OCEAN OF WORDS

The shores of New England offer their rocky coasts to the ocean, and the waves wash over them, softly, yet unrelenting. Words are only thing that I’ve ever seen carry the same strength and consistency as the sea. But that frightens me, because I’ve seen what the ocean can do to someone. I saw what it did to my dad.

My father lived without the emotions of the sea. He never faced the defiant beckoning of ocean until I was ten years old. I don’t remember the day that he left, but I remember the day that he first encountered the sea.

Something wild and rabid had infected his eyes when he returned from his first voyage. His friends had wasted hours trying to convince him to join them. And although they never could convince him of anything else, I think that the ocean pierced his curiosity with a dull hook and pulled him in. The words of the other men washed over him repetitively and convinced him to join them, just like the ocean would have.

He grew obsessed with the sea, as if there was something he could find on that flat, salty expanse. The second voyage lasted a week. The third voyage lasted two. My mother threatened to leave us all when he declared that he would be absent for a month. But in his mind, he was never absent. He was absent when he was not at sea: The sun beating down on him, a layer of humid salt surfacing his skin and his hair, making it glisten when he climbed the rigging.

That memory was the one that imprinted in my mind, like the footprints that he left in the sand. He didn’t give me a hug when he left; instead he gave me a doll twisted from ropes, and kept telling me that he would be home soon. As his words grew less true, my hope in them grew stronger. Words are like waves on the sand. They wash over you, and shape you, taking a little piece of you with them each time they swell forward. And eventually, you begin to realize that you can’t fight them. The only way to escape the vicious cycle is to surrender to it. I held onto his words for a long time, but finally, I let them go.

“I’ll be home soon.”

I learned to live without him. I grew to become a mother, taking care of my brothers and sisters. Sometimes, I even told them stories about their dad.

 

The ocean was never meant to bring anything back. That’s why people cast chains into the sea, or rings, letters.

It was cold the night he returned. I’d started a fire and paused to warm my fingers before going back to see the young ones to sleep. He pushed the door slowly open, and the hinges released a long whine. I looked up. I didn’t even recognize him, until he said those words.

“Adele. It’s me. It’s me, Adele. I’m back.”

A feeling of terrifyingly fleeting prints in a wide beach of wet sand washed through my mind, just like his words. I waited there, for my mind to recognize him, but it failed.

His face had grown sunburnt and dark, wrinkled and covered in hair. His hands bore cracks and tattoos and rough blisters—nothing like the hands of the land-chained man whom was once my father.

“Adele, it’s me.”

He stepped toward me, and reached to embrace me. To give me that hug that he had kept this whole time, maybe wrapped around his neck like a pendant on a chain. I recoiled.

“Damn it, Adele, it’s me! What in hell do you want me to do?”

I screamed, and told him to get out. My mother came to the room, and the young ones, too. But he swung to door open and left before they realized what had happened.

The ocean offers danger to every man who challenges it. Storms erupt and tear the sky apart, but you see them from a long way off.

For months, he visited us. Sometimes every week. Wearing us down with his words like waves on the beach. But he was different. The man who had promised to return had remained at sea, and was replaced by a vulgar, sickened wanderer.

For a year, he tried to convince us that he was still our father, until one month, we never saw him again.

A grizzled seaman showed up one day at our home, and told me that my father was ill. That his days were short, and that he wanted to see me, one more time. I agreed.

I walked into the drafty shack, distant and removed. The hallways smelled of salt, sweat, and vomit. He lay on a cot, wet and empty. His leathery skin had grown clammy and white, but still faded under the years of violent sun.

“Adele.” His voice was like the soft, soothing swell of waves on the beach. Nothing like it had been before his voyage.

“Papa.”

“Adele, I’m sorry. I’m sorry for leaving.”

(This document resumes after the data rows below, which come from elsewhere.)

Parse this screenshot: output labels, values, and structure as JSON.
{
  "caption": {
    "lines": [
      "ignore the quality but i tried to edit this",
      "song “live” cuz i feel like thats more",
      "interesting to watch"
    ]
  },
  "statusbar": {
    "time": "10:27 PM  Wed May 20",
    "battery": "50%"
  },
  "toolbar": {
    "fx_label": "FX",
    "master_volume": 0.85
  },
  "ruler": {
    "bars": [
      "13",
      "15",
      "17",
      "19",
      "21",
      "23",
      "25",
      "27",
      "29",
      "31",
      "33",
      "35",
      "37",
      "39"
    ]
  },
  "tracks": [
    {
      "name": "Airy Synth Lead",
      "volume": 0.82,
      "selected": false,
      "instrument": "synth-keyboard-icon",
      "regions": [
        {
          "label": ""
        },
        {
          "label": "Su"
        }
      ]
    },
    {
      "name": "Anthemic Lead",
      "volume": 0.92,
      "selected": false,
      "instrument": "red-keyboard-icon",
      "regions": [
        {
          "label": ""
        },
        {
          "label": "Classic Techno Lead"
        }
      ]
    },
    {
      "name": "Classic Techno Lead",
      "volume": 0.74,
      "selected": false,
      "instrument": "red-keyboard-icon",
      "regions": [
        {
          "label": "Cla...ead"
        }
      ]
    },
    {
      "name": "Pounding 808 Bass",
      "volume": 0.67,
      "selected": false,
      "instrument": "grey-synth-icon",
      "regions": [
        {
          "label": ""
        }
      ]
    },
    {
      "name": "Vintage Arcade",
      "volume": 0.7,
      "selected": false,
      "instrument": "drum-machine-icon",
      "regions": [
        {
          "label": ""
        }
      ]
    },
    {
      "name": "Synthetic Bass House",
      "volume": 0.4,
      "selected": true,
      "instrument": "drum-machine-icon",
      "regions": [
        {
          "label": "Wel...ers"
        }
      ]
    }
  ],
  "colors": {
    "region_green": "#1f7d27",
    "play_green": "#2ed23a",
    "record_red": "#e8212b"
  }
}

I could say nothing. I just shut my eyes, and tried to restrain the storm of anger and grief and all of the missed moments that would never return to me, just like rings tossed into the ocean. I felt tears dripping down my cheeks.

“No, don’t cry. Don’t cry for me, don’t cry.”

Words are like the ocean waves—with time, they tear down the strongest things and the most brittle of promises. They break you, or drown you, or cover you, or bury you. And they can set you free.

“I’m sorry.”

 

He died one day later. The few sailors who knew him took his body out to sea, and let the ocean take him in.

 

Eventually, you begin to realize that you can’t fight words, or waves, or any part of the ocean. The only way to escape the vicious cycle is to surrender to the infinite sea. I held onto his words until my fingers grew tight and torn and cracked with salt and burnt with sunlight.

But finally, I opened my palms to the wind, and let the ocean take them from my fingers.